Les deux cultures : réconcilier la science et les humanités (3)


L’émission de Raphaël Enthoven sur France Culture, le Gai Savoir, mérite bien son titre, tant le philosophe, avec sa comparse Paola Raiman nous fait découvrir texte philosophiques et littéraires avec clarté, enthousiasme et gaieté – espérons qu’elle sera reconduite en 2016.  C’est en réécoutant les deux émissions consacrées  à Merleau-Ponty  et à l’ Œil et l’esprit que j’ai eu envie de réagir  tant l’idée de la science développée par Merleau-Ponty et commentée par Enthoven est en opposition avec une philosophie qui m‘est chère, le Positivisme d’Auguste Comte. Merleau-Ponty  développe l’idée d’une opposition totale entre art et science : « « La peinture habite le monde contrairement à la science », « La science manipule les choses mais renonce à les habiter » « quand on donne un concept aux choses, on les squelettise ».  Et pourquoi pas aussi la vieille antienne de Chateaubriand « Les mathématiques dessèchent l’imagination »?

Science et art : La conception unitaire du Positivisme

Cette vieille scie romantique de l’opposition entre science et art  est radicalement récusée par le Positivisme. Les sciences et les arts sont deux conceptions jumelles de l’esprit humain, deux créations mentales, qui, loin de s’opposer, obéissent aux mêmes lois et se fécondent l’une l’autre.

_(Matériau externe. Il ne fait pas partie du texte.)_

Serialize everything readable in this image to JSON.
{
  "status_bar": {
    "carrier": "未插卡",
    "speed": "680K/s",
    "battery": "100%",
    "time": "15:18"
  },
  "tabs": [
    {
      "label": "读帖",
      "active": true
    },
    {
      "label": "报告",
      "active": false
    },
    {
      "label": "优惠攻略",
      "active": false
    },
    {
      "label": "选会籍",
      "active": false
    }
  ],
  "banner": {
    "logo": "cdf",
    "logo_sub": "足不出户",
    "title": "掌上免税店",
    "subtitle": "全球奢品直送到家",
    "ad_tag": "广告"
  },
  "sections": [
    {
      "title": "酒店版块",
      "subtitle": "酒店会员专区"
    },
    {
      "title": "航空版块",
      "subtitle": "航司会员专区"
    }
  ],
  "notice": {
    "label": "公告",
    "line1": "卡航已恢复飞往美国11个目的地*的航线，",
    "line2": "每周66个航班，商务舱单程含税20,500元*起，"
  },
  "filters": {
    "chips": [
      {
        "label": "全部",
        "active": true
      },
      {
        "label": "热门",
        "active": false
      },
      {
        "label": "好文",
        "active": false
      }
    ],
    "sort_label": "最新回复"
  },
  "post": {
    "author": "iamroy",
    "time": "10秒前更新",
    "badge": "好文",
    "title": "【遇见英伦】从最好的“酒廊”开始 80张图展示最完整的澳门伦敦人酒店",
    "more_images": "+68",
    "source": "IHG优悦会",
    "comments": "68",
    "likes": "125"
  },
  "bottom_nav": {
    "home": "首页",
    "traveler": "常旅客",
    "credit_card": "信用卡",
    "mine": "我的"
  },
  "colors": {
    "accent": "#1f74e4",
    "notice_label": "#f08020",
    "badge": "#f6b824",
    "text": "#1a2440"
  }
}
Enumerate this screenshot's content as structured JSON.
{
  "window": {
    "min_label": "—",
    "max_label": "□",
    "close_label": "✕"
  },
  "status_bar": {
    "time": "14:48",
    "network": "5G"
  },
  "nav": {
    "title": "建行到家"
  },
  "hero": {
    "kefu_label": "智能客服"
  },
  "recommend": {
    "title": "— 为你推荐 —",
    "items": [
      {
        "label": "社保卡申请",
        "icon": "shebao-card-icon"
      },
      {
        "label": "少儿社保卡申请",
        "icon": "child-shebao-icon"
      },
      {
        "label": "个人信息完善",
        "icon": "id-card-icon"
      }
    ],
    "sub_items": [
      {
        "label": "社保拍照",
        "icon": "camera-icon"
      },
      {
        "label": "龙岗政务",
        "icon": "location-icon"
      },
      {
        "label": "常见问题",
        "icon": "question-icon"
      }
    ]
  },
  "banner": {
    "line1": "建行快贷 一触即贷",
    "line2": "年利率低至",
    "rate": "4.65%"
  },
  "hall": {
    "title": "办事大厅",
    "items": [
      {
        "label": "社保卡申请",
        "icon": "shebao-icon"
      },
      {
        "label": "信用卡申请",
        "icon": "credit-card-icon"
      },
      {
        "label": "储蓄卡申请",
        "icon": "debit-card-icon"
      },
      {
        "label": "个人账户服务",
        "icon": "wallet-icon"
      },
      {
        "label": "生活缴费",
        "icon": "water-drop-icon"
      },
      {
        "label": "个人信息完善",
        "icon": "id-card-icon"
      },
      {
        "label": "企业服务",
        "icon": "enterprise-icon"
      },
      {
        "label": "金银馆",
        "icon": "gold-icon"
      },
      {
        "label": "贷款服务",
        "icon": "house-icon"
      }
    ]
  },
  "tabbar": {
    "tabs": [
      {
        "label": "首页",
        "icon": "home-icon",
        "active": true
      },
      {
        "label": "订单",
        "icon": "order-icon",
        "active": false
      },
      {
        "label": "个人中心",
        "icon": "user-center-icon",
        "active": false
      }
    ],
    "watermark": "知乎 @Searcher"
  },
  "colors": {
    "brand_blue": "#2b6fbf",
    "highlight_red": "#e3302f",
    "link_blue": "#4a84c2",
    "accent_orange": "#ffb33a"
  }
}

Cette idée a notamment été développée par le positiviste allemand Dühring (E. Dühring, Appréciation d'Auguste Comte, Revue Occidentale, seconde série, tome XVIII (1898), p. 228 ) Dühring y commente l’essai de Sophie Germain (Considérations générales sur l'état des sciences et des lettres aux différentes époques de leur culture, Paris, 1833. De façon intéressante, l’œuvre principale de  Sophie Germain, mathématicienne et physicienne, hautement considérée par Comte comme précurseur du Positivisme et honorée d’une journée dans le calendrier Comtien), a été la détermination  des équations déterminant les déformations des surfaces élastiques à la suite des superbes expériences de Chladni montrant les formes géométriques fascinantes générées par des grains de sables disposés sur des plaques vibrantes excitées de diverses façons ( une belle expérience ? faut-il dire performance ? contemporaine à https://www.youtube.com/watch?v=_GRlHjC1-DE) . Son oeuvre scientifiques résulte au moins en partie d‘une émotion esthétique !
 

 
Le texte de Dühring :

« Le petit travail posthume de Sophie Germain sur l'état des sciences prouve d'une manière éclatante qu'à l'époque où surgit Comte, les analogies des méditations mathématiques influaient puissamment sur la formulation plus exacte des pensées philosophiques… Ce qu'on a trouvé dans ses papiers et ce qui a été édité sous le titre suivant : Considérations générales sur l'état des sciences et des lettres aux différentes époques de leur culture (Paris, 1833), ne comprend rien moins, malgré le peu d'étendue du travail, qu'un programme logique et esthétique des caractères fondamentaux d'une constitution précise de l'ensemble de la science, ainsi que de la production littéraire et artistique dans l'avenir. L'auteur de ce travail attaque avec raison l'hypothèse fondamentale, d'ailleurs insoutenable, du système de Kant, à savoir que la logique n'a pas une valeur absolue et que le type du savoir, représenté dans notre pensée par l'intermédiaire des formes de l'intuition mathématique (mathematische Vorstellungsform), ne s'applique pas à toute sorte d'existence en général et en soi, mais seulement à ce qu'on appelle les phénomènes. Dans la conception de Mme Germain, unitaire au plus haut degré, il n'existe qu'un principe fondamental unique, commun aux productions de l'imagination et de la raison, c'est-à-dire celui de l'ordre et de la proportion des parties, ou, comme on pourrait dire plus justement, la loi et l'harmonie… En esthétique, elle développe les conséquences d'une vue ingénieuse, à savoir les relations intimes et non pas seulement formelles qui existent entre la production esthétique d'une part et les travaux purement scientifiques de l'autre. Ses méditations profondes allaient fort au-delà des notions purement exactes et lui faisaient entrevoir une époque où le penchant artistique inné à l'Humanité, par rapport à la conception du monde et de la vie, reprendra de nouveau ses droits, et il n'aura alors d'autre objet — après s'être dépouillé des errements qui ne sont autres que les systèmes métaphysiques et religieux — que la réalité rigoureuse des choses. Cette anticipation, d'ailleurs très naturelle, d'un point de vue plus élevé en philosophie n'est chez notre auteur qu'une conséquence de sa vue fondamentale, à savoir que l'imagination et l'intelligence constituent une fonction identique et que le raisonnement ne vient qu'à la suite des imaginations, de la fantaisie…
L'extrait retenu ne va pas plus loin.